The Massachusetts House on Wednesday pushed aside concerns of various advocacy groups and easily passed a bill to expand the state’s procurement of hydropower and offshore wind.
The vote was 154-1, with state Rep. James Lyons, R-Andover, as the lone dissenting vote.
“This is a green bill – not just a green energy bill, it’s a green dollar bill bill as well,” said state Rep. Sarah Peake, D-Provincetown, whose district of Cape Cod could benefit from development of offshore wind.
Peake said investing in offshore wind could create jobs for fishermen, welders, high-tech manufacturers and others. “This area has been referred to as the Saudi Arabia of wind power,” Peake said.
Lawmakers introduced 61 amendments in advance of Wednesday’s debate, but almost all of them were withdrawn without votes or debate during seven hours of closed-door discussions. A handful of amendments were voted on and adopted or rejected, mostly by voice vote.
The bill, H.4377, would require the state’s energy distribution companies to solicit long-term contracts to purchase 1,200 megawatts of offshore wind power and 1,200 megawatts of hydropower by 2027. The distributors would be required to enter into the contracts as long as the bids go through an evaluation process and are found to be reasonable and cost-effective. The hydropower could be combined with other renewable energy sources, such as solar energy.
State Rep. Thomas Golden, D-Lowell, chairman of the Joint Committee on Telecommunications, Utilities and Energy, said if the bill becomes law, Massachusetts will be procuring approximately 20 percent of its electric load from renewable sources.
When the bill was first released, several advocacy groups voiced concerns about it. The New England Power Generators Association said the bill would increase costs for consumers. Environmental groups wanted a greater focus on local sources of renewable energy, including onshore wind and solar, rather than hydropower.

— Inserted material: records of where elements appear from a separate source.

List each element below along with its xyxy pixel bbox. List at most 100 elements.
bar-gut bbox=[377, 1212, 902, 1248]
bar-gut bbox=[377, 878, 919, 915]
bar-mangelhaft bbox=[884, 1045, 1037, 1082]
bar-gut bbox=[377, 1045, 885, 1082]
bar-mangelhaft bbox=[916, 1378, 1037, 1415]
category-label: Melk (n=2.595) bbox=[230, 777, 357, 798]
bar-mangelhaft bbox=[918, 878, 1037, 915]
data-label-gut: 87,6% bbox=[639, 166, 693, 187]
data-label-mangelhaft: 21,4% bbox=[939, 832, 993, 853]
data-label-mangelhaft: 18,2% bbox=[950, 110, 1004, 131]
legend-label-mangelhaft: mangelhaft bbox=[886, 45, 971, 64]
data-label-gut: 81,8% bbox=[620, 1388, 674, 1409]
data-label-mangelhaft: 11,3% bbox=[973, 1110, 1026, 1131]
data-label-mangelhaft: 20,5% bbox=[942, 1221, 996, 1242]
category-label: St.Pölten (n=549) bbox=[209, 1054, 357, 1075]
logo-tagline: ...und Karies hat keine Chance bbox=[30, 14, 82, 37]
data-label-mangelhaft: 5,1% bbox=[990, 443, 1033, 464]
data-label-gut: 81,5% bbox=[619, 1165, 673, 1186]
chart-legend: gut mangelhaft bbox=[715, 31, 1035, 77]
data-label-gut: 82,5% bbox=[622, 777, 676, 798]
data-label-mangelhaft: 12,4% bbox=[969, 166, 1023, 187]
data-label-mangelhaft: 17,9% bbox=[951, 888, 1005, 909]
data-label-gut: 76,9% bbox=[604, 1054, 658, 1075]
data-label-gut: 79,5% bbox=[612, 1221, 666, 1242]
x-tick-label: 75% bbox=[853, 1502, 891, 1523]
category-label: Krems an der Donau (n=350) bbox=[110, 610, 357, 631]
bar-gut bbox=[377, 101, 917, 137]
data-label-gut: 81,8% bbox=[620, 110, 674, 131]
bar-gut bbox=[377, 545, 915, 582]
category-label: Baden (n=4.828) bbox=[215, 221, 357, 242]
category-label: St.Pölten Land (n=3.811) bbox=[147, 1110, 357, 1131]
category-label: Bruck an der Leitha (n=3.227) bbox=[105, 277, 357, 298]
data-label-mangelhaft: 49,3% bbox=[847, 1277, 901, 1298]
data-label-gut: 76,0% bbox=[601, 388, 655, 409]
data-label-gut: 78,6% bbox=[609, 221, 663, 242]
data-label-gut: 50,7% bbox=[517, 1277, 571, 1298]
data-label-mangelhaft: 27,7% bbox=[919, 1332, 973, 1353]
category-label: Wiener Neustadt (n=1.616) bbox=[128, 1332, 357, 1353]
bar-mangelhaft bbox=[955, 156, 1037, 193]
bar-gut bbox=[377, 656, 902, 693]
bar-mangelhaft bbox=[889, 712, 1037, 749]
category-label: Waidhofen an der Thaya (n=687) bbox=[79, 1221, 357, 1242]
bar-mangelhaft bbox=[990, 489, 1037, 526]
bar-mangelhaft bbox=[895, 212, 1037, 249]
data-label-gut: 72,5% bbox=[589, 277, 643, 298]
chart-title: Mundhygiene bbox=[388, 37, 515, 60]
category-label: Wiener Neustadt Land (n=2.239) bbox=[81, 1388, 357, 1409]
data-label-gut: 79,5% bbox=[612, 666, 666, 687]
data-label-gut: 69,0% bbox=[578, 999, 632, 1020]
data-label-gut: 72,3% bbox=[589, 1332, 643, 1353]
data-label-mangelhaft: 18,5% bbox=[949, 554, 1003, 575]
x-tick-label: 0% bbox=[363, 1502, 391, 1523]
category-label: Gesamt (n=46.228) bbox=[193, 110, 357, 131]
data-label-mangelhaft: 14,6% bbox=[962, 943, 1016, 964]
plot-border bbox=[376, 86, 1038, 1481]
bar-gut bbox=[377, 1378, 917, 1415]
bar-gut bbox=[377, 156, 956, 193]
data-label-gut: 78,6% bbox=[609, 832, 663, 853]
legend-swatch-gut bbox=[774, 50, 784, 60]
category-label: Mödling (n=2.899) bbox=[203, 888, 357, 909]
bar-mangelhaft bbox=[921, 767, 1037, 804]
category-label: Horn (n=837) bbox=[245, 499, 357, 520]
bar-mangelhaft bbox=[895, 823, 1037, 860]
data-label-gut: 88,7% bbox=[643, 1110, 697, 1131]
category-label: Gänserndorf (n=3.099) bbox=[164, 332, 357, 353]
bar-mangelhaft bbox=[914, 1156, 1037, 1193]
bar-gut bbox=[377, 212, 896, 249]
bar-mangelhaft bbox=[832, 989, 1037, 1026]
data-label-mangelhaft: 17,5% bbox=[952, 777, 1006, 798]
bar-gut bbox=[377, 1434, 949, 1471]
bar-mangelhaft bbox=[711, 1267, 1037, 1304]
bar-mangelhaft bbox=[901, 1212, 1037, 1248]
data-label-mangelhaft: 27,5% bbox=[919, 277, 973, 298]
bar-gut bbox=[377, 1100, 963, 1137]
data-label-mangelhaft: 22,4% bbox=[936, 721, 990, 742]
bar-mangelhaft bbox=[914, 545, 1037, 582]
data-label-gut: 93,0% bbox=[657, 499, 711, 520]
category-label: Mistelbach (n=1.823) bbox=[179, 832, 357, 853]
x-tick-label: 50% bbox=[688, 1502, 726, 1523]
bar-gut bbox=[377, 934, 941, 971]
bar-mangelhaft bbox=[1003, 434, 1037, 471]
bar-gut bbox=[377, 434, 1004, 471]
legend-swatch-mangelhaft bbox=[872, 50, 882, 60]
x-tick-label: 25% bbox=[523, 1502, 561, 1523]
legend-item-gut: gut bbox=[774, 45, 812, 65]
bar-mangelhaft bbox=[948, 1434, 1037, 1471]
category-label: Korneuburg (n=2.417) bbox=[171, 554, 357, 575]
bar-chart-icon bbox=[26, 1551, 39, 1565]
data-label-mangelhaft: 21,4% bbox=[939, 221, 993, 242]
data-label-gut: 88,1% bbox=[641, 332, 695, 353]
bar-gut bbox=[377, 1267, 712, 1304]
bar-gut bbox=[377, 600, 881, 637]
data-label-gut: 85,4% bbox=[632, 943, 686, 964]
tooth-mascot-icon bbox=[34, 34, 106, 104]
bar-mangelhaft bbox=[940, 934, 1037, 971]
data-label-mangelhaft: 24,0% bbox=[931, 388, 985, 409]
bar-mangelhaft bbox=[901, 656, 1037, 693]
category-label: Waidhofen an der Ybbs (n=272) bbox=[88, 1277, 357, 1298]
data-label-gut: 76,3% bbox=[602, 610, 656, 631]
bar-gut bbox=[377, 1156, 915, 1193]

State Sen. Ben Downing, D-Pittsfield, Senate chairman of the Committee on Telecommunications, Utilities and Energy, said he had hoped for a more comprehensive energy bill, with provisions related to energy efficiency, energy storage, and increasing the amount of renewable energy being purchased – not only hydropower and offshore wind.
On the House floor Wednesday, no representatives voiced these concerns with the bill.
Potentially controversial amendments prohibiting ratepayers from being charged for the cost of expanding natural gas pipelines were ruled as being beyond the scope of the bill and set aside, since the bill does not address natural gas. Lawmakers withdrew amendments related to expanding the amount of renewable energy electric utilities must purchase, exempting industrial customers from paying for energy efficiency programs and others.
Speaker Pro Tempore Patricia Haddad, D-Somerset, a supporter of expanding offshore wind power, said if Massachusetts does not start procuring wind power, “There are tons of people nipping at our heels,” particularly the state of New York.
State Rep. Antonio Cabral, D-New Bedford, cited his city’s history as an energy powerhouse for more than a century at the time when whale oil was a primary source of energy. After the energy industry shifted to oil, coal and natural gas, he said, Massachusetts became “the end of the pipeline.”
Cabral said the bill has a chance to rejuvenate Massachusetts’ status as a center of clean energy as the offshore wind industry develops here. “This bill begins a step in that direction of us being in the beginning of the pipeline of energy,” Cabral said.
State Rep. James Murphy, D-Weymouth, talked about investment in wind and hydropower as the only way to avoid having natural gas pipelines expand in Massachusetts.
Correction: An earlier version of this story stated incorrectly that an amendment related to fixing gas leaks was withdrawn. Although it was withdrawn, the amendment was rewritten as part of a technical amendment and passed.